Part of the problem is defining what a ‘better culture’ actually looks like. Culture isn’t easily quantifiable, which means it tends to fall on the wrong side of another aphorism usually, though incorrectly attributed to Drucker: to paraphrase, what doesn’t get measured doesn’t get done.

This of course doesn’t mean we can’t try to approximate the quality of a culture, and several attempts have been made to do so. 

In a recent study conducted by Brands With Values, in conjunction with Oystercatchers and Management Today’s sister title Campaign, 283 people in the creative industries (127 of them owners, founders or directors) were asked about their values, the values they observed in their business and the values they desired to see.

Each respondent was presented with a wall of between 81 and 99 words, representing a spectrum of positive and negative values, from which they then made selections.  

The healthiness of the culture was then determined in part by looking at what proportion of the ten values most selected were considered positive or negative and in part by looking at the divergence between the values individuals expressed and desired, and the values they actually experienced around them.

In essence, if the values you hold dear aren’t what you and especially others actually see, then there’s a problem with your culture. 

In this particular study, the results were mixed. The most important values to leaders and directors were ‘honest’, ‘driven’ and ‘human’, speaking to a need for authenticity, while for junior staff they were ‘ambitious’, ‘friendly’ and ‘creative’. 

Most interesting to us however is the fact that there was the least difference between the values professed by directors/owners and those they observed, while senior managers - i.e. the level below - were the most likely to observe negative values, specifically ‘short-term focus’ and ‘poor planning’, that were at odds with their personal values. 
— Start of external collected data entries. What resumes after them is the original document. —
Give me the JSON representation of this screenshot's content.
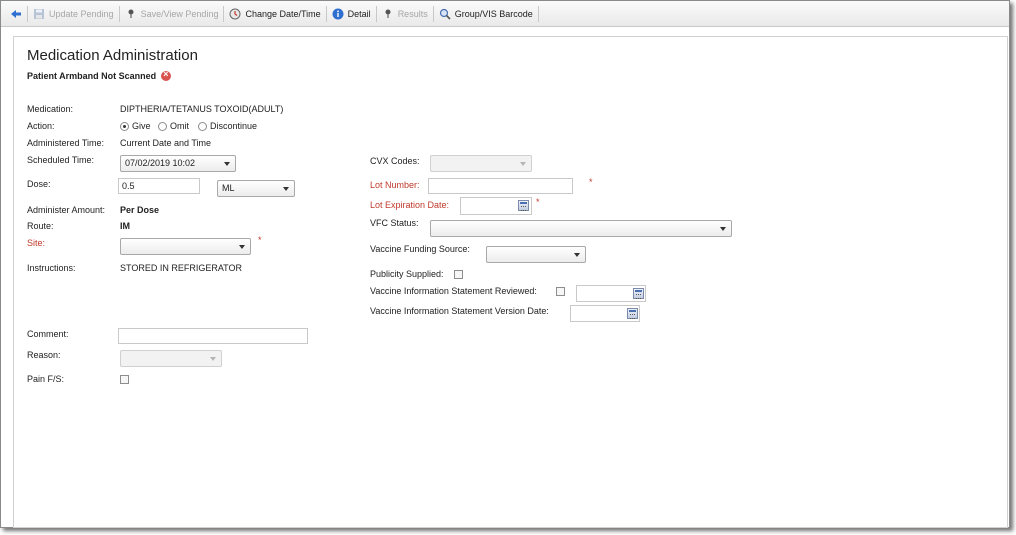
{
  "toolbar": {
    "update_pending": "Update Pending",
    "save_view_pending": "Save/View Pending",
    "change_date_time": "Change Date/Time",
    "detail": "Detail",
    "results": "Results",
    "group_vis_barcode": "Group/VIS Barcode"
  },
  "page": {
    "title": "Medication Administration",
    "armband_warning": "Patient Armband Not Scanned"
  },
  "left": {
    "medication_label": "Medication:",
    "medication_value": "DIPTHERIA/TETANUS TOXOID(ADULT)",
    "action_label": "Action:",
    "action_give": "Give",
    "action_omit": "Omit",
    "action_discontinue": "Discontinue",
    "action_selected": "Give",
    "administered_time_label": "Administered Time:",
    "administered_time_value": "Current Date and Time",
    "scheduled_time_label": "Scheduled Time:",
    "scheduled_time_value": "07/02/2019 10:02",
    "dose_label": "Dose:",
    "dose_value": "0.5",
    "dose_unit": "ML",
    "administer_amount_label": "Administer Amount:",
    "administer_amount_value": "Per Dose",
    "route_label": "Route:",
    "route_value": "IM",
    "site_label": "Site:",
    "site_value": "",
    "instructions_label": "Instructions:",
    "instructions_value": "STORED IN REFRIGERATOR",
    "comment_label": "Comment:",
    "comment_value": "",
    "reason_label": "Reason:",
    "reason_value": "",
    "pain_label": "Pain F/S:",
    "required_marker": "*"
  },
  "right": {
    "cvx_label": "CVX Codes:",
    "cvx_value": "",
    "lot_number_label": "Lot Number:",
    "lot_number_value": "",
    "lot_exp_label": "Lot Expiration Date:",
    "lot_exp_value": "",
    "vfc_label": "VFC Status:",
    "vfc_value": "",
    "funding_label": "Vaccine Funding Source:",
    "funding_value": "",
    "publicity_label": "Publicity Supplied:",
    "vis_reviewed_label": "Vaccine Information Statement Reviewed:",
    "vis_reviewed_date": "",
    "vis_version_label": "Vaccine Information Statement Version Date:",
    "vis_version_date": ""
  },
  "colors": {
    "required_label": "#c0392b",
    "warning_icon": "#d9534f",
    "toolbar_icon_blue": "#2f6fd0"
  }
}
The implication is that leaders may not see the negativity that exists in their business and indeed, it may be possible that they are the source of some of that negativity, at least to the people who report directly into them.  

It speaks to the essential problem that leaders have in larger or growing businesses - as the proportion of people they work with directly shrinks, so does their ability to know and influence the culture directly. 

It is yet another reason that leaders should remember to leave the corner office and actually speak with people at all levels, as well as making themselves approachable.